At other times, the Taliban has gone out of their way to promote its enforcement of a general amnesty order, applying to members of the former government and military even highlighting efforts to encourage select senior political figures, many of whom evacuated, to return to the country.

The Taliban have emphatically suppressed free speech and organized political activity — not through overwhelming force but with carefully applied, selective instances of arrest, detention, beatings and the power of coercion. Taliban fighters broke up the first instances of protest, many organized and led by women in Kabul and other major cities in the days after the international withdrawal was complete. In the months that followed, handfuls of activists and intellectuals who marched in protest or made critical comments in the media were detained by the Taliban’s intelligence arm, some of them for days and others for months, many without any official acknowledgment of their fate.

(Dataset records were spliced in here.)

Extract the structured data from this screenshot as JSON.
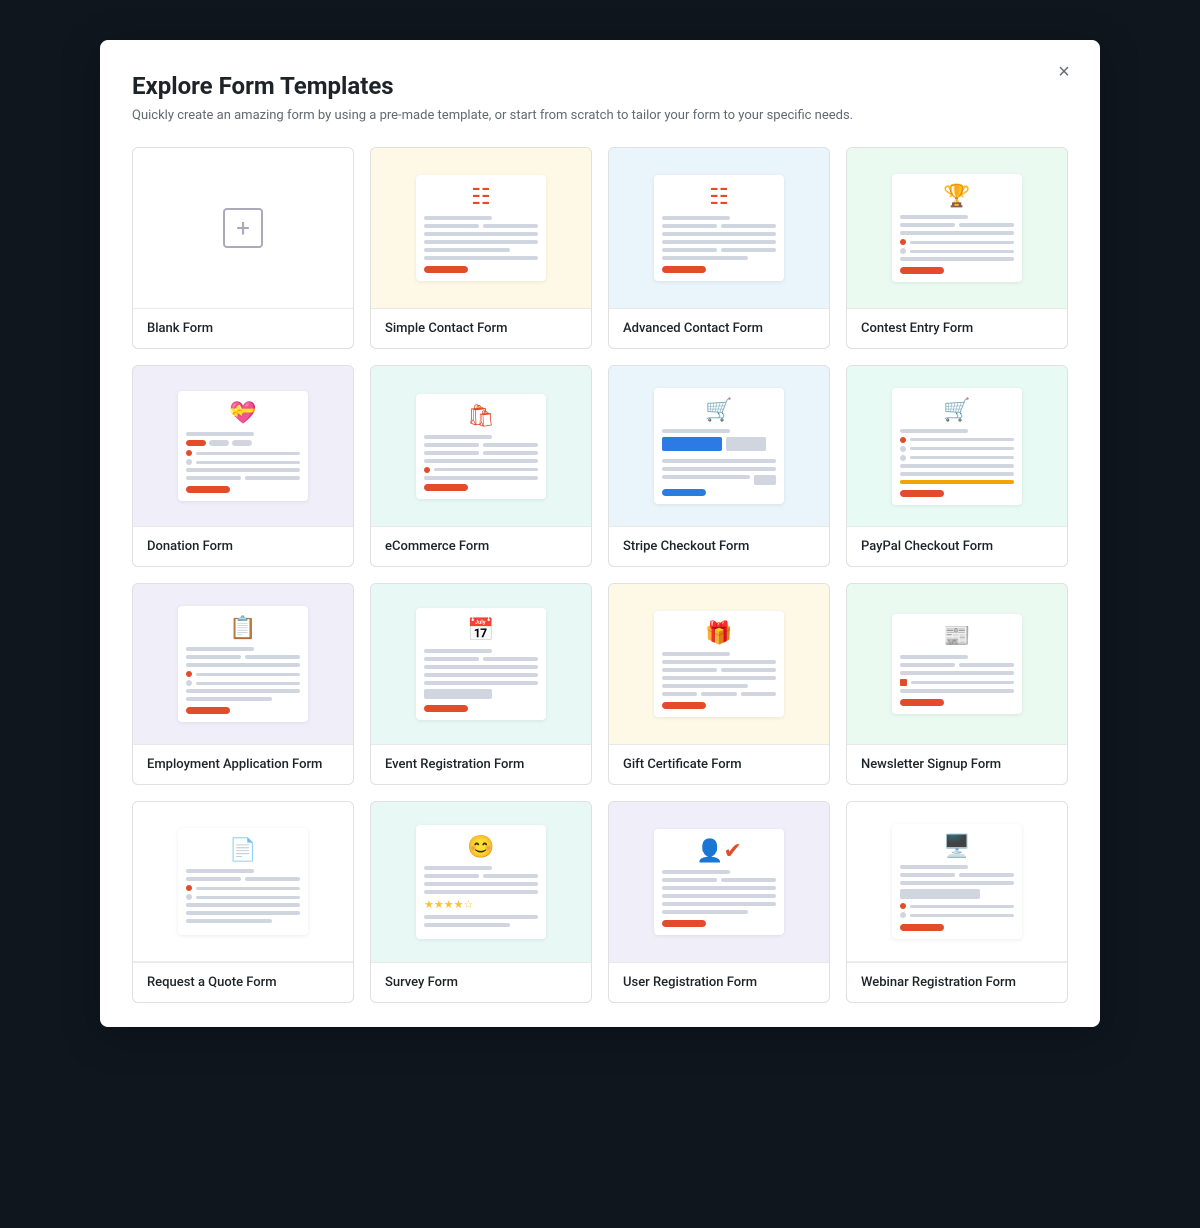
{
  "modal": {
    "title": "Explore Form Templates",
    "subtitle": "Quickly create an amazing form by using a pre-made template, or start from scratch to tailor your form to your specific needs.",
    "close_label": "×"
  },
  "templates": [
    {
      "id": "blank",
      "label": "Blank Form",
      "bg": "bg-white",
      "type": "blank"
    },
    {
      "id": "simple-contact",
      "label": "Simple Contact Form",
      "bg": "bg-yellow",
      "type": "contact-simple"
    },
    {
      "id": "advanced-contact",
      "label": "Advanced Contact Form",
      "bg": "bg-blue-light",
      "type": "contact-advanced"
    },
    {
      "id": "contest-entry",
      "label": "Contest Entry Form",
      "bg": "bg-green-light",
      "type": "contest"
    },
    {
      "id": "donation",
      "label": "Donation Form",
      "bg": "bg-purple-light",
      "type": "donation"
    },
    {
      "id": "ecommerce",
      "label": "eCommerce Form",
      "bg": "bg-teal-light",
      "type": "ecommerce"
    },
    {
      "id": "stripe-checkout",
      "label": "Stripe Checkout Form",
      "bg": "bg-blue-light",
      "type": "stripe"
    },
    {
      "id": "paypal-checkout",
      "label": "PayPal Checkout Form",
      "bg": "bg-mint",
      "type": "paypal"
    },
    {
      "id": "employment-application",
      "label": "Employment Application Form",
      "bg": "bg-purple-light",
      "type": "employment"
    },
    {
      "id": "event-registration",
      "label": "Event Registration Form",
      "bg": "bg-teal-light",
      "type": "event"
    },
    {
      "id": "gift-certificate",
      "label": "Gift Certificate Form",
      "bg": "bg-yellow",
      "type": "gift"
    },
    {
      "id": "newsletter-signup",
      "label": "Newsletter Signup Form",
      "bg": "bg-green-light",
      "type": "newsletter"
    },
    {
      "id": "request-quote",
      "label": "Request a Quote Form",
      "bg": "bg-white",
      "type": "quote"
    },
    {
      "id": "survey",
      "label": "Survey Form",
      "bg": "bg-teal-light",
      "type": "survey"
    },
    {
      "id": "user-registration",
      "label": "User Registration Form",
      "bg": "bg-purple-light",
      "type": "user-reg"
    },
    {
      "id": "webinar-registration",
      "label": "Webinar Registration Form",
      "bg": "bg-white",
      "type": "webinar"
    }
  ]
}
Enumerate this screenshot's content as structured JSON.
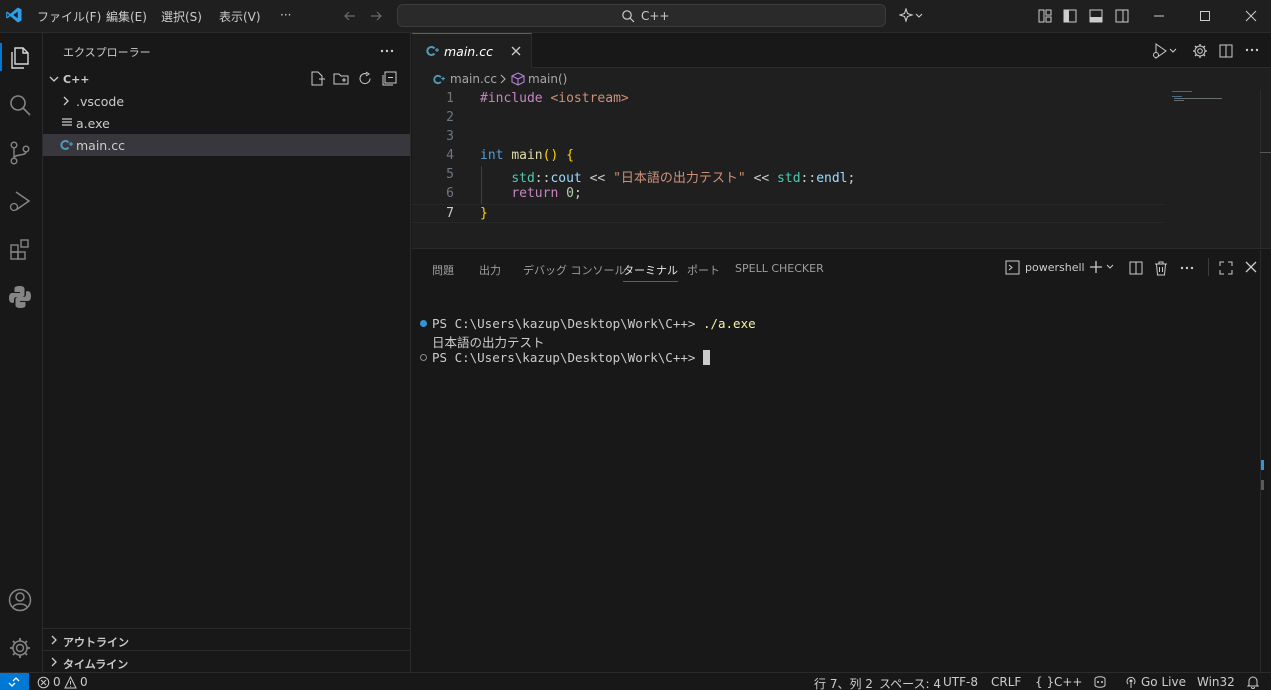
{
  "menu": {
    "file": "ファイル(F)",
    "edit": "編集(E)",
    "selection": "選択(S)",
    "view": "表示(V)",
    "more": "···"
  },
  "command_center": {
    "text": "C++"
  },
  "explorer": {
    "title": "エクスプローラー",
    "folder": "C++",
    "items": [
      {
        "label": ".vscode"
      },
      {
        "label": "a.exe"
      },
      {
        "label": "main.cc"
      }
    ],
    "outline": "アウトライン",
    "timeline": "タイムライン"
  },
  "editor": {
    "tab_label": "main.cc",
    "breadcrumb_file": "main.cc",
    "breadcrumb_symbol": "main()",
    "line_numbers": [
      "1",
      "2",
      "3",
      "4",
      "5",
      "6",
      "7"
    ],
    "include_directive": "#include",
    "include_target": "<iostream>",
    "kw_int": "int",
    "fn_main": "main",
    "parens": "()",
    "brace_open": "{",
    "std1": "std",
    "cout": "cout",
    "op_shift": "<<",
    "string_literal": "\"日本語の出力テスト\"",
    "std2": "std",
    "endl": "endl",
    "semicolon": ";",
    "kw_return": "return",
    "zero": "0",
    "brace_close": "}",
    "scope": "::"
  },
  "panel": {
    "tabs": [
      "問題",
      "出力",
      "デバッグ コンソール",
      "ターミナル",
      "ポート",
      "SPELL CHECKER"
    ],
    "active_tab": "ターミナル",
    "shell": "powershell",
    "terminal": {
      "prompt1": "PS C:\\Users\\kazup\\Desktop\\Work\\C++> ",
      "command": "./a.exe",
      "output": "日本語の出力テスト",
      "prompt2": "PS C:\\Users\\kazup\\Desktop\\Work\\C++> "
    }
  },
  "status": {
    "errors": "0",
    "warnings": "0",
    "position": "行 7、列 2",
    "spaces": "スペース: 4",
    "encoding": "UTF-8",
    "eol": "CRLF",
    "language": "C++",
    "golive": "Go Live",
    "platform": "Win32"
  },
  "colors": {
    "accent": "#0078d4",
    "editor_bg": "#1f1f1f",
    "sidebar_bg": "#181818"
  }
}
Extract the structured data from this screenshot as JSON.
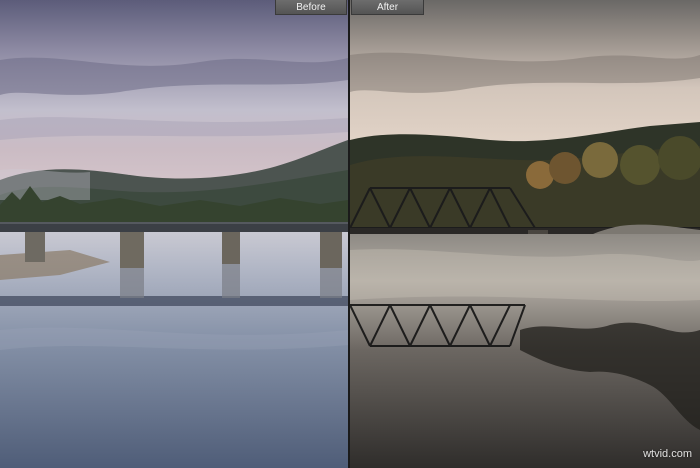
{
  "labels": {
    "before": "Before",
    "after": "After"
  },
  "watermark": "wtvid.com",
  "colors": {
    "before_sky_top": "#5f5f7e",
    "before_sky_mid": "#b9b6c7",
    "before_horizon": "#c7b7c0",
    "before_water": "#6f7f96",
    "after_sky_top": "#6f6f6f",
    "after_sky_mid": "#d4c8bd",
    "after_horizon": "#e2d3c6",
    "after_water": "#3d3b39",
    "divider": "#1a1a1a"
  }
}
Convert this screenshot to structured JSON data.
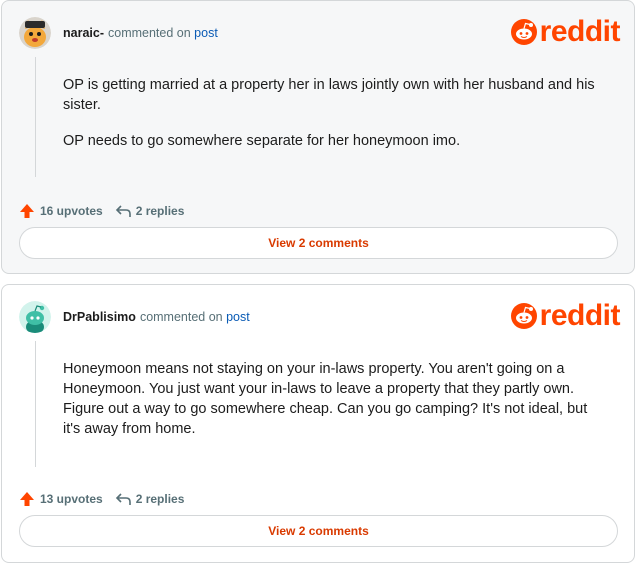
{
  "comments": [
    {
      "author": "naraic-",
      "meta_text": "commented on",
      "post_link": "post",
      "brand": "reddit",
      "body": [
        "OP is getting married at a property her in laws jointly own with her husband and his sister.",
        "OP needs to go somewhere separate for her honeymoon imo."
      ],
      "upvotes": "16 upvotes",
      "replies": "2 replies",
      "view_button": "View 2 comments",
      "avatar_icon": "cat-avatar-icon"
    },
    {
      "author": "DrPablisimo",
      "meta_text": "commented on",
      "post_link": "post",
      "brand": "reddit",
      "body": [
        "Honeymoon means not staying on your in-laws property. You aren't going on a Honeymoon. You just want your in-laws to leave a property that they partly own. Figure out a way to go somewhere cheap. Can you go camping? It's not ideal, but it's away from home."
      ],
      "upvotes": "13 upvotes",
      "replies": "2 replies",
      "view_button": "View 2 comments",
      "avatar_icon": "snoo-avatar-icon"
    }
  ],
  "colors": {
    "brand": "#ff4500",
    "link": "#0a5bb5",
    "button_text": "#d93a00",
    "meta": "#576f76"
  }
}
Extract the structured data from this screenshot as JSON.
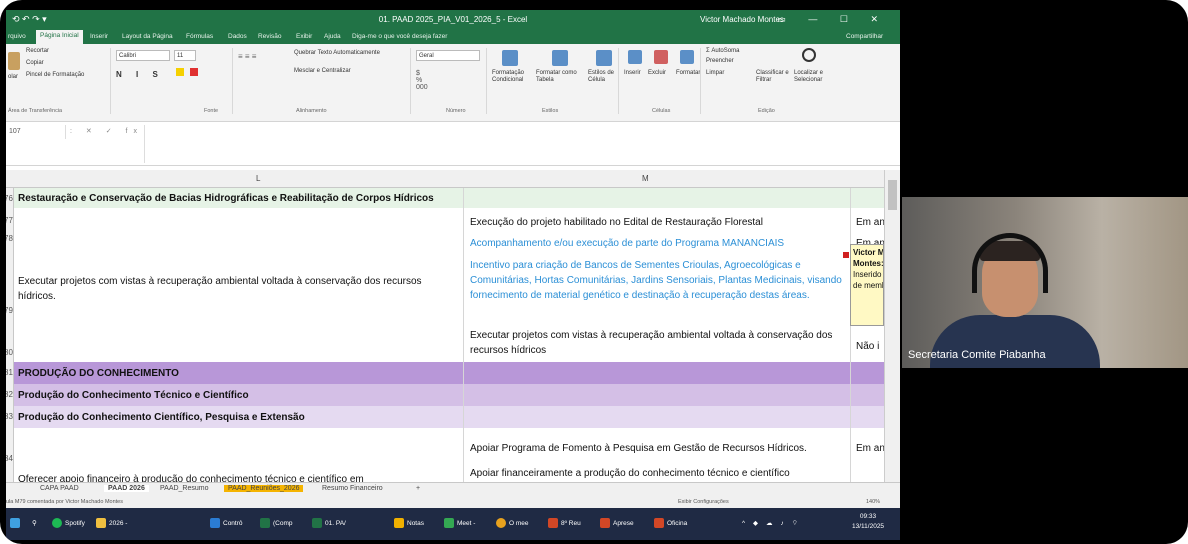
{
  "title_bar": {
    "quick_access": "⟲ ↶ ↷ ▾",
    "document_title": "01. PAAD 2025_PIA_V01_2026_5 - Excel",
    "user": "Victor Machado Montes",
    "window_controls": "▭ — ☐ ✕"
  },
  "ribbon_tabs": [
    "rquivo",
    "Página Inicial",
    "Inserir",
    "Layout da Página",
    "Fórmulas",
    "Dados",
    "Revisão",
    "Exibir",
    "Ajuda",
    "Diga-me o que você deseja fazer",
    "Compartilhar"
  ],
  "ribbon": {
    "clipboard": {
      "cut": "Recortar",
      "copy": "Copiar",
      "format_painter": "Pincel de Formatação",
      "paste": "olar",
      "label": "Área de Transferência"
    },
    "font": {
      "name": "Calibri",
      "size": "11",
      "label": "Fonte"
    },
    "alignment": {
      "wrap": "Quebrar Texto Automaticamente",
      "merge": "Mesclar e Centralizar",
      "label": "Alinhamento"
    },
    "number": {
      "format": "Geral",
      "label": "Número"
    },
    "styles": {
      "cond": "Formatação Condicional",
      "table": "Formatar como Tabela",
      "cell": "Estilos de Célula",
      "label": "Estilos"
    },
    "cells": {
      "insert": "Inserir",
      "delete": "Excluir",
      "format": "Formatar",
      "label": "Células"
    },
    "editing": {
      "autosum": "AutoSoma",
      "fill": "Preencher",
      "clear": "Limpar",
      "sort": "Classificar e Filtrar",
      "find": "Localizar e Selecionar",
      "label": "Edição"
    }
  },
  "formula_bar": {
    "name_box": "107",
    "fx": "fx",
    "content": ""
  },
  "columns": {
    "L": "L",
    "M": "M"
  },
  "rows": [
    {
      "num": "76",
      "L": "Restauração e Conservação de Bacias Hidrográficas e Reabilitação de Corpos Hídricos"
    },
    {
      "num": "77",
      "M": "Execução do projeto habilitado no Edital de Restauração Florestal",
      "N": "Em and"
    },
    {
      "num": "78",
      "M": "Acompanhamento e/ou execução de parte do Programa MANANCIAIS",
      "N": "Em and"
    },
    {
      "num": "79",
      "L": "Executar projetos com vistas à recuperação ambiental voltada à conservação dos recursos hídricos.",
      "M": "Incentivo para criação de Bancos de Sementes Crioulas, Agroecológicas e Comunitárias, Hortas Comunitárias, Jardins Sensoriais, Plantas Medicinais, visando fornecimento de material genético e destinação à recuperação destas áreas."
    },
    {
      "num": "80",
      "M": "Executar projetos com vistas à recuperação ambiental voltada à conservação dos recursos hídricos",
      "N": "Não i"
    },
    {
      "num": "81",
      "L": "PRODUÇÃO DO CONHECIMENTO"
    },
    {
      "num": "82",
      "L": "Produção do Conhecimento Técnico e Científico"
    },
    {
      "num": "83",
      "L": "Produção do Conhecimento Científico, Pesquisa e Extensão"
    },
    {
      "num": "84",
      "M": "Apoiar Programa de Fomento à Pesquisa em Gestão de Recursos Hídricos.",
      "N": "Em and"
    },
    {
      "num": "85",
      "L": "Oferecer apoio financeiro à produção do conhecimento técnico e científico em",
      "M": "Apoiar financeiramente a produção do conhecimento técnico e científico"
    }
  ],
  "comment": {
    "line1": "Victor M",
    "line2": "Montes:",
    "line3": "Inserido a",
    "line4": "de memb"
  },
  "sheet_tabs": [
    "CAPA PAAD",
    "PAAD 2026",
    "PAAD_Resumo",
    "PAAD_Reuniões_2026",
    "Resumo Financeiro",
    "+"
  ],
  "status": {
    "left": "ula M79 comentada por Victor Machado Montes",
    "display_settings": "Exibir Configurações",
    "zoom": "140%"
  },
  "taskbar": {
    "items": [
      "Spotify",
      "2026 -",
      "Contrô",
      "(Comp",
      "01. PA/",
      "Notas",
      "Meet -",
      "O mee",
      "8º Reu",
      "Aprese",
      "Oficina"
    ],
    "time": "09:33",
    "date": "13/11/2025"
  },
  "webcam": {
    "name": "Secretaria Comite Piabanha"
  },
  "colors": {
    "excel_green": "#217346",
    "purple1": "#b897d8",
    "purple2": "#d4bfe6",
    "purple3": "#e5daf1",
    "mint": "#e6f3e6",
    "link_blue": "#2b8fd6"
  }
}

Most were released, but the effect was chilling, and from media to academia, the intelligentsia and activists who remain in country now censor themselves thoroughly. Stirringly, the one-year anniversary of the Taliban’s takeover was marked by dozens of women who organized a march Kabul, chanting “bread, jobs, freedom” while Taliban police fired weapons in the air to disperse them.

Though their methods have varied and are likely to continue evolving, the Taliban’s intent has been consistent: to establish uncontested and unquestioned authority over Afghanistan’s state and society.